Traditional Chistmas Pudding
Ingredients
1 lb plain flour | 1 lb currants |
1 tsp salt | 1 lb raisins |
1 tsp ground ginger | 1 lb saltanas |
2 tsp mixed spice | 1/4 lb chopped peel |
1 lb suet | 1 lb sugar |
1 lb fresh bread crumbs | 1/4 lb almond kernels (optional) |
8 eggs | 1 tsp carb soda dissolved in a teacup of hot water |
wineglass of brandy | 4 pudding cloths |
Method
On the day before mix all fruit, sugar & almonds.
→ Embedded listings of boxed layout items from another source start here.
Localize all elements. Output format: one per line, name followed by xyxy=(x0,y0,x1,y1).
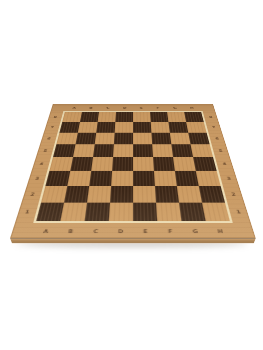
square-g1 xyxy=(179,203,206,221)
rank-label-left-6: 6 xyxy=(41,136,56,141)
square-g6 xyxy=(170,133,191,145)
file-label-near-f: F xyxy=(158,226,184,234)
file-label-far-e: E xyxy=(133,106,150,110)
square-h6 xyxy=(188,133,209,145)
rank-label-right-1: 1 xyxy=(229,208,249,215)
square-d8 xyxy=(115,112,133,122)
square-a5 xyxy=(53,144,76,157)
rank-label-left-3: 3 xyxy=(28,175,46,181)
square-e6 xyxy=(133,133,152,145)
file-label-near-b: B xyxy=(58,226,84,234)
product-photo: AABBCCDDEEFFGGHH1122334455667788 xyxy=(0,0,263,350)
file-label-far-h: H xyxy=(183,106,201,110)
square-h3 xyxy=(196,171,221,186)
square-d5 xyxy=(113,144,133,157)
square-c3 xyxy=(89,171,112,186)
file-label-near-h: H xyxy=(207,226,234,234)
square-h2 xyxy=(199,186,225,203)
square-c2 xyxy=(87,186,111,203)
square-b7 xyxy=(78,122,98,133)
rank-label-left-5: 5 xyxy=(37,148,53,153)
rank-label-right-4: 4 xyxy=(216,161,233,167)
square-f2 xyxy=(155,186,179,203)
rank-label-right-8: 8 xyxy=(204,115,218,119)
square-d7 xyxy=(115,122,133,133)
square-h5 xyxy=(190,144,213,157)
square-d4 xyxy=(112,157,133,171)
file-label-near-g: G xyxy=(182,226,208,234)
square-e4 xyxy=(133,157,154,171)
square-b5 xyxy=(73,144,95,157)
square-f8 xyxy=(150,112,168,122)
rank-label-left-4: 4 xyxy=(33,161,50,167)
rank-label-right-6: 6 xyxy=(209,136,224,141)
square-b6 xyxy=(76,133,97,145)
square-g2 xyxy=(177,186,202,203)
square-g4 xyxy=(173,157,196,171)
square-a7 xyxy=(59,122,80,133)
square-g3 xyxy=(175,171,199,186)
chess-board: AABBCCDDEEFFGGHH1122334455667788 xyxy=(10,104,256,238)
square-e5 xyxy=(133,144,153,157)
board-front-edge xyxy=(10,238,256,243)
square-b2 xyxy=(64,186,89,203)
square-b3 xyxy=(67,171,91,186)
rank-label-left-7: 7 xyxy=(45,125,60,129)
file-label-far-a: A xyxy=(66,106,84,110)
square-e2 xyxy=(133,186,156,203)
file-label-near-e: E xyxy=(133,226,158,234)
rank-label-right-5: 5 xyxy=(213,148,229,153)
square-c7 xyxy=(96,122,115,133)
square-d3 xyxy=(111,171,133,186)
file-label-far-c: C xyxy=(99,106,116,110)
square-a4 xyxy=(49,157,73,171)
square-c4 xyxy=(91,157,113,171)
square-f1 xyxy=(156,203,181,221)
file-label-far-f: F xyxy=(150,106,167,110)
square-f5 xyxy=(152,144,173,157)
square-e7 xyxy=(133,122,151,133)
square-b1 xyxy=(60,203,87,221)
square-f7 xyxy=(151,122,170,133)
file-label-near-a: A xyxy=(33,226,60,234)
square-c5 xyxy=(93,144,114,157)
file-label-far-b: B xyxy=(82,106,99,110)
square-f6 xyxy=(151,133,171,145)
square-a8 xyxy=(62,112,82,122)
square-c1 xyxy=(85,203,110,221)
square-a1 xyxy=(36,203,64,221)
playing-area xyxy=(33,111,233,223)
square-d1 xyxy=(109,203,133,221)
square-d6 xyxy=(114,133,133,145)
file-label-near-c: C xyxy=(83,226,109,234)
rank-label-left-2: 2 xyxy=(23,191,42,198)
square-d2 xyxy=(110,186,133,203)
square-a6 xyxy=(56,133,77,145)
square-h8 xyxy=(184,112,204,122)
square-g7 xyxy=(168,122,188,133)
board-surface: AABBCCDDEEFFGGHH1122334455667788 xyxy=(10,104,256,238)
square-h1 xyxy=(202,203,230,221)
square-f4 xyxy=(153,157,175,171)
square-b4 xyxy=(70,157,93,171)
square-b8 xyxy=(80,112,99,122)
rank-label-right-2: 2 xyxy=(224,191,243,198)
rank-label-left-1: 1 xyxy=(17,208,37,215)
file-label-near-d: D xyxy=(108,226,133,234)
rank-label-left-8: 8 xyxy=(48,115,62,119)
file-label-far-d: D xyxy=(116,106,133,110)
square-c8 xyxy=(98,112,116,122)
square-e3 xyxy=(133,171,155,186)
square-e8 xyxy=(133,112,151,122)
square-h7 xyxy=(186,122,207,133)
square-g8 xyxy=(167,112,186,122)
square-c6 xyxy=(95,133,115,145)
square-a2 xyxy=(41,186,67,203)
square-e1 xyxy=(133,203,157,221)
square-h4 xyxy=(193,157,217,171)
square-f3 xyxy=(154,171,177,186)
square-a3 xyxy=(45,171,70,186)
square-g5 xyxy=(171,144,193,157)
file-label-far-g: G xyxy=(166,106,183,110)
rank-label-right-7: 7 xyxy=(206,125,221,129)
rank-label-right-3: 3 xyxy=(220,175,238,181)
Next day, prepare bread crumbs by removing crusts from half stale bread and crumb the remaining bread finely.
Finely chop suet & mix with sifted flour, salt, ginger & mixed spice. Add bread crumbs.
Lightly beat eggs, add to fruit and mix well. Add dissolved soda followed by flour mixture. Combine thoroughly and add brandy.
Prepare pudding cloths by soaking in very hot water. Spread out and sprinkle with plain flour. Divide mixture into 4 portions and place each in the centre of a prepared cloth. Fold up the corners and tie securely with a string so that water cannot penetrate but leaving room for pudding expansion.
Boil enough water to drop puddings in up to their necks but not above string ties. Drop puddings in and boil hard for 5 hours. Hang in a shed or similar place to dry.
Prior to eating, boil for 1 hour as above.